Energy, Affordability, and Health: Evidence That Can Offer Solutions
As the nation’s energy and climate thought leaders plan to convene in the coming months to discuss energy affordability, reliability, and the transition to cleaner systems, these topics are again front and center in policy debates. These conversations are unfolding alongside rising utility costs, more-frequent climate-driven power disruptions, and renewed scrutiny of how energy systems intersect with public health, housing affordability, and household financial security.
Over the past several years, Policies for Action researchers have produced a growing body of evidence to clarify these challenges. Rather than treating energy as a standalone issue, this research examines how utility pricing, rate design, outage management, and decarbonization policies shape real-world conditions for households and communities. Together, these studies help policymakers understand where current systems fall short and which policy levers hold the greatest promise for improving well-being.
This study finds that customers in predominately Black, Indigenous, and Latino utility service areas, in states such as Alabama, California, and New York, consistently face higher electricity rates than majority-white areas. In California and New York, these higher rates coincide with lower electricity consumption, suggesting constrained energy use rather than efficiency gains.
This case study documents how inadequate outage preparedness, slower power restoration, and limited access to renewable energy programs compound heat-related risks in a historically disinvested neighborhood.
The analysis shows that low-income discount programs can significantly reduce household energy burdens, yet availability varies widely by state, deepening disparities.

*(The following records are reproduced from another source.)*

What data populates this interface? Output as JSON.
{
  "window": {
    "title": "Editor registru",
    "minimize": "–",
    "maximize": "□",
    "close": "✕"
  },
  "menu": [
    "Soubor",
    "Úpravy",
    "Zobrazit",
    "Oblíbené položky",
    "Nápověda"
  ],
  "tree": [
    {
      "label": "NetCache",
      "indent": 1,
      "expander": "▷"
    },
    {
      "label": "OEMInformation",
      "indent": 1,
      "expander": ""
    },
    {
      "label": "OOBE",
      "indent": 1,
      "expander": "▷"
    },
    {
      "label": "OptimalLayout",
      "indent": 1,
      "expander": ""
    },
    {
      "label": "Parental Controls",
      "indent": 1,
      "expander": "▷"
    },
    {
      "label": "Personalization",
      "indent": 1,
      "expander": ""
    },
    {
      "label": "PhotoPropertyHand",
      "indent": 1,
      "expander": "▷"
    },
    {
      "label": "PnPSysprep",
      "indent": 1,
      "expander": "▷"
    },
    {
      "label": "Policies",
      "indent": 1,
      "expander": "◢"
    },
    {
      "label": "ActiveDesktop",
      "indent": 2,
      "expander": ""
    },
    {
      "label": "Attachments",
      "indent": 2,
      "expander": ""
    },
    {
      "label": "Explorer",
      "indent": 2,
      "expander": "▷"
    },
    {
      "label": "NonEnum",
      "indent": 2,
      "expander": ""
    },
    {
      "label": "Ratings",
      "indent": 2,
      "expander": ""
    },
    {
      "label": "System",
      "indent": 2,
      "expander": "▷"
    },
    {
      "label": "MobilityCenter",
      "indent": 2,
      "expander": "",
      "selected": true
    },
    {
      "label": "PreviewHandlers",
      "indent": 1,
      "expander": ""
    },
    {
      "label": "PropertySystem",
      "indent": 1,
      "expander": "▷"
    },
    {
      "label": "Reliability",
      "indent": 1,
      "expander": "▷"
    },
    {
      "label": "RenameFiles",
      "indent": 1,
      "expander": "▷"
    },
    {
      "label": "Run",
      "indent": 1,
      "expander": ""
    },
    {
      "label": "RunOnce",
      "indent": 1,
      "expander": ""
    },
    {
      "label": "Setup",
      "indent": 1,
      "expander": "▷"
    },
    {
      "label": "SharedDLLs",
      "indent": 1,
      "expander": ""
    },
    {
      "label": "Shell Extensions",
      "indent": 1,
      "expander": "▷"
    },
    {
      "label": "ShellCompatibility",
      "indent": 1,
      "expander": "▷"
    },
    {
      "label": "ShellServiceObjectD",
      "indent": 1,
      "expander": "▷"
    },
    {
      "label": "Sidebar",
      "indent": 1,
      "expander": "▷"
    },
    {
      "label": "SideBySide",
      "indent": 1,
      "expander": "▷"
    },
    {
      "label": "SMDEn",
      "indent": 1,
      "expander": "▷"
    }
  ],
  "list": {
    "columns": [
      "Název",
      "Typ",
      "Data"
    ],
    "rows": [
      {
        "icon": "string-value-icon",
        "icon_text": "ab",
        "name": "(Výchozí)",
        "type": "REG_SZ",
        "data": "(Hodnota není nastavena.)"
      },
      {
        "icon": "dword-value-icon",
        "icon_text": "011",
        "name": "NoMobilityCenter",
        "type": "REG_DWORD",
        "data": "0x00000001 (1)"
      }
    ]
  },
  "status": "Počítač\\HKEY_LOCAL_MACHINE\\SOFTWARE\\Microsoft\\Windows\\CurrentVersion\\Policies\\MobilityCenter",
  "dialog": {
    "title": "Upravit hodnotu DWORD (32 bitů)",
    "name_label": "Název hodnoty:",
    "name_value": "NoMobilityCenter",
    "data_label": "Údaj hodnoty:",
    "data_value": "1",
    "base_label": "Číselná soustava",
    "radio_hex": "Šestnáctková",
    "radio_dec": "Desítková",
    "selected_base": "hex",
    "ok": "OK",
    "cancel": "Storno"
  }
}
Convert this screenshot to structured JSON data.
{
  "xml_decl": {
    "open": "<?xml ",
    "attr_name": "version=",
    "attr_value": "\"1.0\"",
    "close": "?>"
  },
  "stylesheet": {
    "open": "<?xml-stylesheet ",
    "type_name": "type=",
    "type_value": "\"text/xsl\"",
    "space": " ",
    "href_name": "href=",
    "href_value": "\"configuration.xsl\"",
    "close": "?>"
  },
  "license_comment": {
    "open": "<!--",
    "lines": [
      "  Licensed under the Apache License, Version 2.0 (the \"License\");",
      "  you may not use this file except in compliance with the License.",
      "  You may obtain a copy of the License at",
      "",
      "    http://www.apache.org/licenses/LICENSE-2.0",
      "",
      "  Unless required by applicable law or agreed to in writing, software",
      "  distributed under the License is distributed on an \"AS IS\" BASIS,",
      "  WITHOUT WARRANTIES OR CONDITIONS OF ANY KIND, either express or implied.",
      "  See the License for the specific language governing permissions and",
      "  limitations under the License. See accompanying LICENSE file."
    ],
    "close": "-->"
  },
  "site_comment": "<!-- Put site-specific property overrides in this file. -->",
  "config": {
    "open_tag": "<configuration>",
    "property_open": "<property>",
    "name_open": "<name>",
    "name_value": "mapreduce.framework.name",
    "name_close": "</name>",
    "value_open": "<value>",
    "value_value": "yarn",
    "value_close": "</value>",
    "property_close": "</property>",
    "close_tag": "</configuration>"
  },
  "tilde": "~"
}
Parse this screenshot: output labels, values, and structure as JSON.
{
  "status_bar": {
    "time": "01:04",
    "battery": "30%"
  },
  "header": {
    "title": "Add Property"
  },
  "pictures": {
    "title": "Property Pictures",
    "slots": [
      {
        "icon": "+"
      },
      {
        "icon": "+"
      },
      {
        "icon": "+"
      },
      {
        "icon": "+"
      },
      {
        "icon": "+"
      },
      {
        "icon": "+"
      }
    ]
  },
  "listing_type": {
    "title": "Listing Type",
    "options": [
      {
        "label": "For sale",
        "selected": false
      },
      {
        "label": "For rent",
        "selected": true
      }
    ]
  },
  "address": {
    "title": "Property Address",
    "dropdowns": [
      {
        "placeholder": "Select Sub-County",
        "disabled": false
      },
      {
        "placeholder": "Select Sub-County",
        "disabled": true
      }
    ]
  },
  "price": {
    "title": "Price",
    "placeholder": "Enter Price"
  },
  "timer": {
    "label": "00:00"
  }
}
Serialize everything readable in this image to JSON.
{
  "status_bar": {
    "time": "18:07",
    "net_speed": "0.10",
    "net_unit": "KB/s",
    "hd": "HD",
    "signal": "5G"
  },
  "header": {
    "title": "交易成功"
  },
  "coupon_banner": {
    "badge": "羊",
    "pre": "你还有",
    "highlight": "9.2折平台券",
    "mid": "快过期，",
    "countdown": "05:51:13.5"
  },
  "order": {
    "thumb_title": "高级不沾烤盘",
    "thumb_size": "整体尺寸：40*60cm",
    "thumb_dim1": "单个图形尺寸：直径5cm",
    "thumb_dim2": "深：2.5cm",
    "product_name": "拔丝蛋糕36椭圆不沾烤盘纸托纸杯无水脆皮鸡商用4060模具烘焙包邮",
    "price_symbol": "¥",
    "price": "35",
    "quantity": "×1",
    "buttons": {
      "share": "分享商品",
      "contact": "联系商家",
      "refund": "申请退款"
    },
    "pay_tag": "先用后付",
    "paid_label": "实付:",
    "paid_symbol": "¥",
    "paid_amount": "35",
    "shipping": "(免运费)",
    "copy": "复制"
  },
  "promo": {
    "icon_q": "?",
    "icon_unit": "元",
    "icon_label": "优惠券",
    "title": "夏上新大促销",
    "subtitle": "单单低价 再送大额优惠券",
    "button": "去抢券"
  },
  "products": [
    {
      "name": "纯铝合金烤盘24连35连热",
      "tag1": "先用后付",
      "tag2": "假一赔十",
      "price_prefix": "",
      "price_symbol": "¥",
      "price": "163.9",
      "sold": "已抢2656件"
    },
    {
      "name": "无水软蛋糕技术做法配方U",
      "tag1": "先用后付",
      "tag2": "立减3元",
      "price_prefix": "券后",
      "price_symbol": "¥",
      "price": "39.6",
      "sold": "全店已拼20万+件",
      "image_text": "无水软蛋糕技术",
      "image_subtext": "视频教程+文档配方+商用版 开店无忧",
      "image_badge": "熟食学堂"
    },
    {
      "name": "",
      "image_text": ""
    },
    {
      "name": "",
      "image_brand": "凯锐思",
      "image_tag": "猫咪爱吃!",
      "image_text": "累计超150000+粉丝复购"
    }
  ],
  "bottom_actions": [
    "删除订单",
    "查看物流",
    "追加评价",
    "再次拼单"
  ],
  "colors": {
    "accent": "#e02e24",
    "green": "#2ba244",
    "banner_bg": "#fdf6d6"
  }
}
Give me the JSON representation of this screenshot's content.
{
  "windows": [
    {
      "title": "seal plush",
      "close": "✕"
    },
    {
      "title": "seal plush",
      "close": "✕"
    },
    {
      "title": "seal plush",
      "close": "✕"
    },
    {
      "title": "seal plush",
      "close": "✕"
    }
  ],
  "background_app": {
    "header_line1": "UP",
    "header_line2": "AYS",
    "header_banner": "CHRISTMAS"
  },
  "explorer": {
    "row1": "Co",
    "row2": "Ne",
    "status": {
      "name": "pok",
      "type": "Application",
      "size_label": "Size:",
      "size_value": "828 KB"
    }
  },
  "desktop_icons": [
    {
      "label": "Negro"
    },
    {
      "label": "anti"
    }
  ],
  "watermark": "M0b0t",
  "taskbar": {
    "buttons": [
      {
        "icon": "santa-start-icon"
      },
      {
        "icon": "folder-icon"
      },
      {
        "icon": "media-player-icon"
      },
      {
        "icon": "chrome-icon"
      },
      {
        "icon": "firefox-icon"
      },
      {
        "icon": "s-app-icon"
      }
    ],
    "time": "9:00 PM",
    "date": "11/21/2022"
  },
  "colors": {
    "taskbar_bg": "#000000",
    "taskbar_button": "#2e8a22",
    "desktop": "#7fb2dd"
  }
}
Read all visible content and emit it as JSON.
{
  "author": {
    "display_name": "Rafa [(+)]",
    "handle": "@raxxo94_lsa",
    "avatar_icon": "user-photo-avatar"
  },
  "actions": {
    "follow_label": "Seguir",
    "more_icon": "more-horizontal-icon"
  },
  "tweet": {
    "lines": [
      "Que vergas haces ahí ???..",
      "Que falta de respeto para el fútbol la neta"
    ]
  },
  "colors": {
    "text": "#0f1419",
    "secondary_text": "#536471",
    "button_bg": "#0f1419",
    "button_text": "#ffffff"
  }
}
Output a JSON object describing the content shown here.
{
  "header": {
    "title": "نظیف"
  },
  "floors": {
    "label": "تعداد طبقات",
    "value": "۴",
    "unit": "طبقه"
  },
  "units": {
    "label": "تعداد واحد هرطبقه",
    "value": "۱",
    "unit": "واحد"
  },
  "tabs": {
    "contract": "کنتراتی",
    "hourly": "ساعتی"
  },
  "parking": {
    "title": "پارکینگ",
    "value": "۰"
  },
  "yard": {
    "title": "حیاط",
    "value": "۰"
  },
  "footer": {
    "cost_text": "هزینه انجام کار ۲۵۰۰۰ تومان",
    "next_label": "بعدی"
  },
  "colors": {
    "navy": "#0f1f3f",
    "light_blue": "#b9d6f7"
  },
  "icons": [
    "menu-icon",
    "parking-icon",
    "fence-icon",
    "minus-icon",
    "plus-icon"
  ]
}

This research examines how pricing structures, utility debt, and disconnection practices intensify energy insecurity, particularly for households of color, and recommends policies that could reduce these disparities.
Using nationally representative data from the US Census Bureau’s Household Pulse Survey (2022–2023), this study shows that households facing energy insecurity have substantially higher probabilities of anxiety and depression, even after accounting for income and food insecurity. Behavioral coping responses such as keeping homes at unsafe temperatures or sacrificing essentials to pay energy bills are strongly linked to poor mental health outcomes.
This piece highlights how extreme energy burdens, widespread poverty, and elevated chronic disease rates contributed to disproportionately high heat-related deaths during Chicago’s 1995 heatwave.